The next step would be to formalise interfaces between Global Fund mechanisms and national judicial authorities. Too often, OIG findings remain confined to the international administrative circuit, never translated into national criminal proceedings. Clear protocols for transmitting information to competent prosecutorial offices - where those offices offer minimum guarantees of independence - would multiply the impact of internal investigations by giving them the follow-through that only national law can provide.
The Buthelezi case may not become a landmark. The three officials are presumed innocent until a court rules otherwise, and the hearing is not scheduled until June. The systemic context remains heavy - a Special Investigating Unit report from September 2025 had already revealed a vast corruption network at Tembisa Hospital potentially involving two billion rand. But what happened in Pretoria in March 2026 signals something the global health community cannot ignore: national institutions, when they function, can go further than any international mechanism ever could.
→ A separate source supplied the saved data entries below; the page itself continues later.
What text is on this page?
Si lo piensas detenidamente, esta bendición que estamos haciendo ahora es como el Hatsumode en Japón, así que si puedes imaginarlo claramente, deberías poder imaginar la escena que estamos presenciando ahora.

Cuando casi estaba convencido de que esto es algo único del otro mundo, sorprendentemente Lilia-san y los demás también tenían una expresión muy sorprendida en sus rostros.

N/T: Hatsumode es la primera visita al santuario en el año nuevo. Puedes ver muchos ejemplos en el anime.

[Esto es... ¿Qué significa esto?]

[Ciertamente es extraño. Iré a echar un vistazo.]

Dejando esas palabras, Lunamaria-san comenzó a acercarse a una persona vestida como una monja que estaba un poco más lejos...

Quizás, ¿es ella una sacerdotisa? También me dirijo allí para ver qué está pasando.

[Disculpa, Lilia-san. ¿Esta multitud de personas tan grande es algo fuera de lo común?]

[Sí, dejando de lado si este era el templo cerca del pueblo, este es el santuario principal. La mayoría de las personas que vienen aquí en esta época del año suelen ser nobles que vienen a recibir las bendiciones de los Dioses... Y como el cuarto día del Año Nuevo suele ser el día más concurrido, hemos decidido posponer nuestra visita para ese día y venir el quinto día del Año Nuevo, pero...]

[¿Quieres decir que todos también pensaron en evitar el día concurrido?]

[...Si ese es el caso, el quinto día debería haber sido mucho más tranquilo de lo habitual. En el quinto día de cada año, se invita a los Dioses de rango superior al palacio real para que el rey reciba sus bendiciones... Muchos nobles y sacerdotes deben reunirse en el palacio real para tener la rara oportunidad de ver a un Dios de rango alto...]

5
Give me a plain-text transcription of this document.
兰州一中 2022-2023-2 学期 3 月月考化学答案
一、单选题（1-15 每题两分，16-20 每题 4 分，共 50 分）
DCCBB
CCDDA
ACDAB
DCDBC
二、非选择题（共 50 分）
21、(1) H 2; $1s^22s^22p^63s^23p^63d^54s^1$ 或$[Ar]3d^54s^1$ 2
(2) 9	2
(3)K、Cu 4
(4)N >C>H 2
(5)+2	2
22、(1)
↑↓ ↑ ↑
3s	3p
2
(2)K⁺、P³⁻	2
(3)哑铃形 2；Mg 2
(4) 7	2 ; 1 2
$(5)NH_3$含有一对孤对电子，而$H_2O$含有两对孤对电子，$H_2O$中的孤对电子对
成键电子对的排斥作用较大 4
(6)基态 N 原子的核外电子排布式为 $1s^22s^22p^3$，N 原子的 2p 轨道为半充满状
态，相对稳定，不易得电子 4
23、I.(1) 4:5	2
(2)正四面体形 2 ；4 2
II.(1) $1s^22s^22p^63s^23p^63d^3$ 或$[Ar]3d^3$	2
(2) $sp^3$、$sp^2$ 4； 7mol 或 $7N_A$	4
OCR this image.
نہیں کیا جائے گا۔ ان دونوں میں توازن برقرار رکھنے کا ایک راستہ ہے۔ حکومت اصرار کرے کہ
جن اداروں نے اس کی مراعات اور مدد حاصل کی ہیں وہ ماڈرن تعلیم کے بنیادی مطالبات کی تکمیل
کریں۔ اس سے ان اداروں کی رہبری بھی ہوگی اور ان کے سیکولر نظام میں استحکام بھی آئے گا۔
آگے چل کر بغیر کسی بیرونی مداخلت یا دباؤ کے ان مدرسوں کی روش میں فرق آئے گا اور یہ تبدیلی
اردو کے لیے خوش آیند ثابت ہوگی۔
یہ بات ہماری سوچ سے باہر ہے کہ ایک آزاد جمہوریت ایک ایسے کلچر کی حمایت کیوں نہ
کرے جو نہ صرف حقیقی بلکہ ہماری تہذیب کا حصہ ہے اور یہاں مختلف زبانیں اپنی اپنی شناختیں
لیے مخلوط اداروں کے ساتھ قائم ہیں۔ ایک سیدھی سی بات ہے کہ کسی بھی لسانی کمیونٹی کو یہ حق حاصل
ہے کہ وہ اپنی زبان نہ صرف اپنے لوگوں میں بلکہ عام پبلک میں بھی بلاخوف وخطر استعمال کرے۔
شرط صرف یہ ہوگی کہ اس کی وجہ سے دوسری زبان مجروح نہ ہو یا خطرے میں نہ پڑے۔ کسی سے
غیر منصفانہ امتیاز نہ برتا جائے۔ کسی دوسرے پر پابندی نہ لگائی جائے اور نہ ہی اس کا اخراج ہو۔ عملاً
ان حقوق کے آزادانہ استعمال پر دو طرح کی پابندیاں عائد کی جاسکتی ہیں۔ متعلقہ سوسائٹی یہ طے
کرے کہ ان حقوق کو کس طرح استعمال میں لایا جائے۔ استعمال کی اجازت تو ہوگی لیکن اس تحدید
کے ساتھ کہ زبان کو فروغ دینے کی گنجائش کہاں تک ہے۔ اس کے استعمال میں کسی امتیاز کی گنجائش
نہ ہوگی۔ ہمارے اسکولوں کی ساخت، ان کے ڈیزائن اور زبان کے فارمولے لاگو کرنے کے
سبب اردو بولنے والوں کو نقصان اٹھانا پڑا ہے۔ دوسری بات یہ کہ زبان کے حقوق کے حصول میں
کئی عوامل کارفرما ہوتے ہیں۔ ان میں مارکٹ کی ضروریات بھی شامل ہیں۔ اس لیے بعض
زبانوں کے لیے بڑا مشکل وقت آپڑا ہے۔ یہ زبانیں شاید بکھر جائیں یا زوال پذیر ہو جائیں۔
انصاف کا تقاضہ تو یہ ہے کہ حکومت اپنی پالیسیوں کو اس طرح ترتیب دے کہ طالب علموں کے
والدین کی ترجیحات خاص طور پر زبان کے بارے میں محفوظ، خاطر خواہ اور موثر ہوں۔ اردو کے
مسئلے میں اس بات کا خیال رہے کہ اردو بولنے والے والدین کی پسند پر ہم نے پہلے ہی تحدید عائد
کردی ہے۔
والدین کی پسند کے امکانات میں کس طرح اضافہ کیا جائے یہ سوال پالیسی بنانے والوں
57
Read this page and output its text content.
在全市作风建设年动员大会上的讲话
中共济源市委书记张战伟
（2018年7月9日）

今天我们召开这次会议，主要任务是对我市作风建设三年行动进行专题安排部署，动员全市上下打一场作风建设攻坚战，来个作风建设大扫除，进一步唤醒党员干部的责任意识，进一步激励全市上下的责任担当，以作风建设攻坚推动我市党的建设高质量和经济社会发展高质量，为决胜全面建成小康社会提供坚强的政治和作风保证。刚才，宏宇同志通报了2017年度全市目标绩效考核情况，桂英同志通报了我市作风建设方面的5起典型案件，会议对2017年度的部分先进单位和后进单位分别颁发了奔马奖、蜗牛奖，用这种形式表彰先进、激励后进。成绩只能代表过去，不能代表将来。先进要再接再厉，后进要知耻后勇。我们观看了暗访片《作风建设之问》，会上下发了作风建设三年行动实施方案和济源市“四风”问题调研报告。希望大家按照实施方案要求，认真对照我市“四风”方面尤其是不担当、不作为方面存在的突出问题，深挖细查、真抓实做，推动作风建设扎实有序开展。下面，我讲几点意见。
There is reason for cautious optimism. In recent funding cycles, the Global Fund has begun investing in Public Financial Management (PFM) - working with national treasuries, audit institutions, and oversight bodies to strengthen the systems through which its grants flow. This is a meaningful step: it signals a growing recognition that durable accountability must be rooted in national institutions, not merely supervised from above. The Buthelezi case - where it was a national forensic investigator, not an international auditor, who triggered the entire chain of consequences - is precisely the kind of evidence that validates this direction. It also underscores how long overdue it was. Deepening the Fund’s PFM investment, and systematically connecting it to the interface between oversight mechanisms and national judicial systems, would be the logical next step toward an accountability doctrine equal to the reality of a maturing global health architecture.